I assume you all believe worship is important because you are here. You may not be able to articulate why you think it is important, but you are here nonetheless. Frederick Maurice, a 19th century English theologian, said,
“Men (and women) must worship something; if they do not worship an unseen Being who loves and cares for them, they will worship the works of their own hands; they will secretly bow down to the things that they see, and hear, and taste, and smell; these will be their lords and masters, these will be their cruel tyrants.”
People who engage in worship must benefit from it in some way or they wouldn’t be here. Actually there are at least three benefits of worship, which I will name: 1) spiritual rest, 2) spiritual connection, and 3) spiritual support.
I think we can all agree about #’s 2 and 3. During the week, we might feel disconnected from God and one another, but when we come to worship we reconnect to God and one another. We also find support for one’s spiritual journey with fellow travelers. We instinctively know that coming to worship is a way to find spiritual connection and spiritual support.
But what about spiritual rest? Speaking to a bunch of weary peasants, Jesus said, “Come to me, all you that are weary and are carrying heavy burdens, and I will give you rest.” We may or may not be as overburdened as first century peasants, and yet we can still get overwhelmed and weary in life.
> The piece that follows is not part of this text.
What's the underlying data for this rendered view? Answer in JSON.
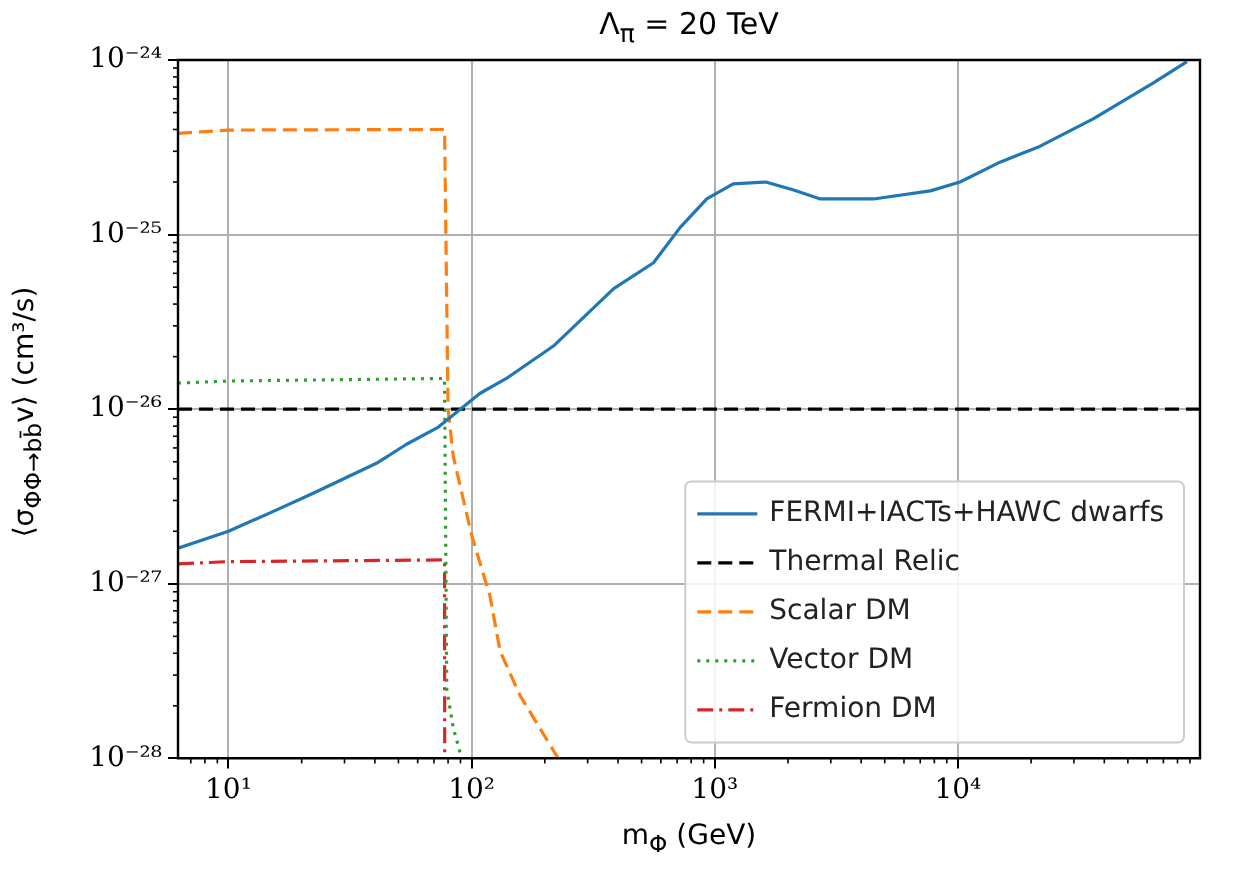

Worship may not be able to provide adequate physical rest for our weary bodies, but it can provide spiritual rest. This one hour experience gives us something we desperately need.
Our daughter in California has three young girls, two of which are toddlers. Her situation reminds me of the following thank you note from another young mother of three: “Many thanks for the pack ‘n play/play pen (as we know it). It is being used every day. From 2 to 3 p.m. I get in it to read, and the children can’t get near me.”
I suspect that for many of us, this one hour worship experience is the time we get to climb into the pack ‘n play/play pen we call church to get a little rest from an overwhelming world. Although people say there is no rest for the weary, the worship hour at church IS a place of “rest for the weary.”
It is the place and time where and when Jesus’ words become a reality: “Take my yoke upon you,” he says, “and learn from me; for I am gentle and humble in heart, and you will find rest for your souls. For my yoke is easy, and my burden is light.”
This is a great use of irony on the part of Jesus. A yoked animal or slave is not supposed to have an easy task, but a burdensome task. And in the context in which this is written, we can assume that Jesus is talking about the burdens of the religious institution of his place and time. Jesus is talking about rest for the weary outside of institutional religion.
So here we are in the context of a religious institution, and we hear Jesus ask, “Are you tired? Worn out? Burned out on religion? Then come to me. Get away with me and you’ll recover your life. I’ll show you how to take a real rest. Walk with me and work with me—watch how I do it. Learn the unforced rhythms of grace. I won’t lay anything heavy or ill-fitting on you. Keep company with me and you’ll learn to live freely and lightly.”
Jesus’ words were spoken in contrast to the experience of first century Judaism. Because of its demands for animal sacrifice, an oppressive tithe on the poor, and the obedience of strict purity laws that no one could follow, Jesus' contemporaries often found their religion to be as intolerable as a yoke around a slave or an animal’s neck.
Ironically, the rabbis of that day argued that the Torah, the first five books of the Bible, WAS rest for the weary. But it was Jesus who offered a truly liberating message. He promises in his own person to do what the Torah could not do: give people rest from their yokes and heavy burdens.
Although we have produced yet another religious institution, at its best the church of Jesus Christ has developed the practice of worship with this very purpose in mind: to give people a sacred rest.
As you consider this wonderful benefit of worship, let me close with these words:
People come to worship carrying many burdens. Some worry about a family member serving in the military. Some face financial struggles that tear at the fabric of family life. Some sense a lack of fulfillment in their careers. Some fear health challenges.
Some feel deeply affected by a distant tragedy. Some face tough personal decisions. Some must constantly moderate intense conflict at home. Some are overwhelmed with gratitude, humbled by feelings of love and joy. Some are trying to be as charitable as possible.
Every congregation, large and small, is a beautiful tapestry of hope and hurt, a collage of experience and anticipation, a patchwork quilt of gifts, needs, fears, and aspirations. People come to worship to connect to God and one another as well as to feel restored, reminded, remembered, and refreshed.
I hope you are enjoying your restful time today in the comfort of this sanctuary. Amen.